Turbulent deflagrations of mildly flammable refrigerant-air mixtures

Abstract

With current concerns around global climate change, new hydrofluorocarbons with low Global Warming Potential (GWP) are being evaluated as alternative refrigerants. These alternative refrigerants, however, may be mildly flammable (as defined by the A2L safety group classification) and pose safety concerns for the heating, ventilation, air conditioning, and refrigeration (HVAC/R) industry. Consequently, careful assessments of different flammability characteristics and risks for these refrigerants are essential for their safe use in actual applications. In this study, deflagration propagation measurements for different mildly flammable refrigerants, including difluoromethane (R-32) and 2,3,3,3-tetrafluoropropene (R-1234yf), were undertaken in different geometries including a 9.1-m long conduit test rig and a closed cubical 12.5 m3 volume.
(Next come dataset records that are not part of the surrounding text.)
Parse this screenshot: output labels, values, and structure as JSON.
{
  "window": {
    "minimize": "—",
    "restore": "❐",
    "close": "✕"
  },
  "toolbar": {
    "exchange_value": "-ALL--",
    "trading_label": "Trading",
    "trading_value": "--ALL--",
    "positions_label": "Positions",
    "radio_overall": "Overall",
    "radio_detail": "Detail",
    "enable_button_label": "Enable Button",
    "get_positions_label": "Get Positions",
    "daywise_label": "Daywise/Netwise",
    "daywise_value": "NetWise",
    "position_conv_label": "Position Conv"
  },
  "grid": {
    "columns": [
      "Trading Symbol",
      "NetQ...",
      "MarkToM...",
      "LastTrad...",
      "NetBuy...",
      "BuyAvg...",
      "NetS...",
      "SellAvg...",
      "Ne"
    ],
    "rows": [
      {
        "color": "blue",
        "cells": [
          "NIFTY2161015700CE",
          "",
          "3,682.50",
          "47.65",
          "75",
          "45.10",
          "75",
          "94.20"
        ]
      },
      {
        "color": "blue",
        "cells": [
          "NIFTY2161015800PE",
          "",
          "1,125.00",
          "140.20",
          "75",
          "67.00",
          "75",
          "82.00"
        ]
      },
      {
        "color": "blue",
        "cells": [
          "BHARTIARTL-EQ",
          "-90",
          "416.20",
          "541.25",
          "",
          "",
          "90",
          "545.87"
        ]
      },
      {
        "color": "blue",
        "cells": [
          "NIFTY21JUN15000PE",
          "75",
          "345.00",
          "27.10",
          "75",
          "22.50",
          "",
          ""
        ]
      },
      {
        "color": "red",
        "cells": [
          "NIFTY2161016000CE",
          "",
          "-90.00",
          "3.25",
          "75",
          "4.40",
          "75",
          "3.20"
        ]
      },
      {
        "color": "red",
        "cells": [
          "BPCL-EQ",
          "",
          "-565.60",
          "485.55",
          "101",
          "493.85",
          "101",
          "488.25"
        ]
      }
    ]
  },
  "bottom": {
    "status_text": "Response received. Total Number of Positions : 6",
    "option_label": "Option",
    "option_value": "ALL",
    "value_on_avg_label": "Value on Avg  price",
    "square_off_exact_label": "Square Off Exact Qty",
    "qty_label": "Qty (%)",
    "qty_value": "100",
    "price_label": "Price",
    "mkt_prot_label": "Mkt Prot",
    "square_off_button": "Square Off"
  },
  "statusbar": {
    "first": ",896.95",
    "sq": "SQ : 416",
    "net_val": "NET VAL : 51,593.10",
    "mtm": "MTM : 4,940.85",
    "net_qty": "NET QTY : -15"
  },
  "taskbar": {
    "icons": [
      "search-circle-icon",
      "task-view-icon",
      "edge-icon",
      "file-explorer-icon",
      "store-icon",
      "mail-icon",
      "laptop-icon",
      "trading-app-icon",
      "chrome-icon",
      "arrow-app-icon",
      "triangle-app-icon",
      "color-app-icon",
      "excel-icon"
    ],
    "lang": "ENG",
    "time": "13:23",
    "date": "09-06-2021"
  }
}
Different tests were conducted for full volume deflagrations as well as with and without obstructions. Turbulent deflagration speeds for well-mixed, refrigerant-air mixtures have been shown to be orders of magnitude larger than their corresponding laminar flame speed values that are used in classifying flammable refrigerants in safety standards. Testing has also quantified the resulting severity as measured by the event overpressure which was shown to worsen with increased congestion or confinement as a consequence of increased induced turbulence. This work illustrates the importance for severity evaluations for actual large-scale or congested geometries of concern in practical applications. Even for mildly flammable refrigerants characterized by laminar flame speeds <2 cm/s, which is lower than the 10 cm/s limit for A2L refrigerants, relatively fast deflagrations can be generated for very congested geometries where downstream turbulence is generated as the flame front passes over obstacles in these situations.